Тема преодоления автоматизма мышления объединяет философскую эстетику символизма и авангардизма. Возникает тенденция, связанная с движения против “доксы”, некоего устойчивого и привычного “мнения”, остова культуры. Докса, как объект критики уже в античной мысли, рассматривается в своем первоначальном виде не иначе, как препятствие на пути к истине. Аристотель, вспомним, описывает феномен “авангардной” для сознания греков античной трагедии как действия, которое должно структурироваться на событиях удивительных, “немыслимых”, неожиданных, происходящих “вопреки ожиданию”32, т.е. доксы. Только принципиально новое явление в горизонте культуры претендует на статус парадоксального, коим собственно и была наделена упомянутая нами античная трагедия, а в рамках современной отечественной и западноевропейской культуры таким парадоксальным явлением становится авангард.

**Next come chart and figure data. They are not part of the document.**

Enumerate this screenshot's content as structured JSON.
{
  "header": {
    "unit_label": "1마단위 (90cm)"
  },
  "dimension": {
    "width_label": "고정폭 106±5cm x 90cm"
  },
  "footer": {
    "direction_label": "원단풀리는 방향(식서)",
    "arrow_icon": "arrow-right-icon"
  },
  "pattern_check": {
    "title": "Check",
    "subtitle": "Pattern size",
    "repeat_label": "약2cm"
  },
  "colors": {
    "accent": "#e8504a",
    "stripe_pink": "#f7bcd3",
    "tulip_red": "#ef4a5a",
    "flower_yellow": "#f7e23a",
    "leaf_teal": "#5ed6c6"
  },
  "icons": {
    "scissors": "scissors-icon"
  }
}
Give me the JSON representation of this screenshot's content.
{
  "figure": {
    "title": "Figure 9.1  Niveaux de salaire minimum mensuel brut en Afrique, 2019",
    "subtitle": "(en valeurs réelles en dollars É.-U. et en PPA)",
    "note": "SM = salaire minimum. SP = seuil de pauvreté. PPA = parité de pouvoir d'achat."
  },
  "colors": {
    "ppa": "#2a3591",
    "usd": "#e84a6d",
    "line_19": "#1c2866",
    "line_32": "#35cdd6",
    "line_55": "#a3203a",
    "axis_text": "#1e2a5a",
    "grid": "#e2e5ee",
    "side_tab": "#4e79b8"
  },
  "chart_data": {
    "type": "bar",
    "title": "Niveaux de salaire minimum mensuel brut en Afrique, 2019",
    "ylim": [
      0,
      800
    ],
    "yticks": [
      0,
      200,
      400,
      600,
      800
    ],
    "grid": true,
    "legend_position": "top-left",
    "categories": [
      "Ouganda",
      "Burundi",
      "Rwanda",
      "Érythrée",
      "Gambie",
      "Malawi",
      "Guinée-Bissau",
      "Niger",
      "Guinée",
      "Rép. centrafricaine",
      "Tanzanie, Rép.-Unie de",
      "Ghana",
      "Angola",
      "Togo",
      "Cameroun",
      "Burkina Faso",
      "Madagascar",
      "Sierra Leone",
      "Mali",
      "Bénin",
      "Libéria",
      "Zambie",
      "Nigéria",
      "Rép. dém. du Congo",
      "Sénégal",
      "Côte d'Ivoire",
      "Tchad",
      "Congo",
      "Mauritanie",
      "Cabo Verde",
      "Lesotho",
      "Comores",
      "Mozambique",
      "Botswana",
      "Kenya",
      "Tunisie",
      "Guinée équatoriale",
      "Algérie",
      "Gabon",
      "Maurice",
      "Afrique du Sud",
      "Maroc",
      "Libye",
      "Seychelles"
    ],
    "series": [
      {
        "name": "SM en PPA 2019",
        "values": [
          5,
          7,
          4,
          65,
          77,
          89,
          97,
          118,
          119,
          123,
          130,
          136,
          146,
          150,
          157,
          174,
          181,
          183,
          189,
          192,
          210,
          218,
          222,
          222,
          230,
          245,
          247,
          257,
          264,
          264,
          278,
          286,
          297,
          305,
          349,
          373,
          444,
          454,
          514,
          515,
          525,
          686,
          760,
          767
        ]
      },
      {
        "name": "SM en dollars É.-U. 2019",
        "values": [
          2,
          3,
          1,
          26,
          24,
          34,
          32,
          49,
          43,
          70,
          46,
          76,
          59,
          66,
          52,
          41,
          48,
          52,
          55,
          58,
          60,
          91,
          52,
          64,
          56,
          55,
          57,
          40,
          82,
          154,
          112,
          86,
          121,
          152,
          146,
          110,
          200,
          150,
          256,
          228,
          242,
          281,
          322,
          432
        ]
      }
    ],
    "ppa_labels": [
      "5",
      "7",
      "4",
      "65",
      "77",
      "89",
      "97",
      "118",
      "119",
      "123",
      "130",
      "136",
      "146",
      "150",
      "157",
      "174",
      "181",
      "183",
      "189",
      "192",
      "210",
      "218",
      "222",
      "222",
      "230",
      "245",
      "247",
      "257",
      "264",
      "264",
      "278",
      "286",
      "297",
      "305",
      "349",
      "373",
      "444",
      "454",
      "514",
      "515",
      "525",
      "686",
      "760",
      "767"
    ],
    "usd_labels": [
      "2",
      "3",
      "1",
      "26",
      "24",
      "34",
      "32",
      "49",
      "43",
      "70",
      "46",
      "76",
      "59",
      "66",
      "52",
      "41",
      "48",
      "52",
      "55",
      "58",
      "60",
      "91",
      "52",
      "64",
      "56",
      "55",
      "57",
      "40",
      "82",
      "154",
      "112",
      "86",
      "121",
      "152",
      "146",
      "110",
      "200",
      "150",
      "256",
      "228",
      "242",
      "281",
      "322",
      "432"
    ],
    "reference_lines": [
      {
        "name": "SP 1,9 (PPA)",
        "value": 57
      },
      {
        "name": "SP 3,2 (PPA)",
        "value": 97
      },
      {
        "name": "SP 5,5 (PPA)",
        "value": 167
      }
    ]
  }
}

Например, в философском опыте чинарей тема преодоления автоматизма восприятия и понимания мира отчетливо проявляется у Я. Друскина, который замечает, что наш ум накладывает на мир некоторую сетку: “эта сетка и создает предметность мира <…> каждый видит мир по-своему, но у большинства людей видение мира, их сетки не различаются так сильно, чтобы они не понимали друг друга” 33. То же касается и пределов, устанавливаемых языком. “В каждое мгновение я имею старую сетку привычных слов, наложенную на мир. Понять мир – значит, отказаться от старой сетки. Но без сетки я вообще не вижу, поэтому понимание – в замене старой сетки новой”34. Данные высказывания можно охарактеризовать, как противостояние любым проявлениям автоматизма в жизни, творчестве, языке. Примером преодоления автоматизма в форме ухода от предустановленных культурных, в частности лингвистических норм и правил, выступает творчество русских футуристов. Крученых использует термин “сдвиг”, который, с одной стороны, свидетельствует о начавшемся процессе разрушения языка, его искусственной деформации в авангарде, а с другой стороны, является необходимой ступенью в деле обретения смысла, который не может быть ни доступен, не понят в готовом уже виде, но требует усилия и работы по его нахождению. Сдвиг способствует уничтожению смысла, но смысл должен быть вновь обретен. Теоретически данная проблема нашла отражение в идее словотворчества, разработанной Хлебниковым.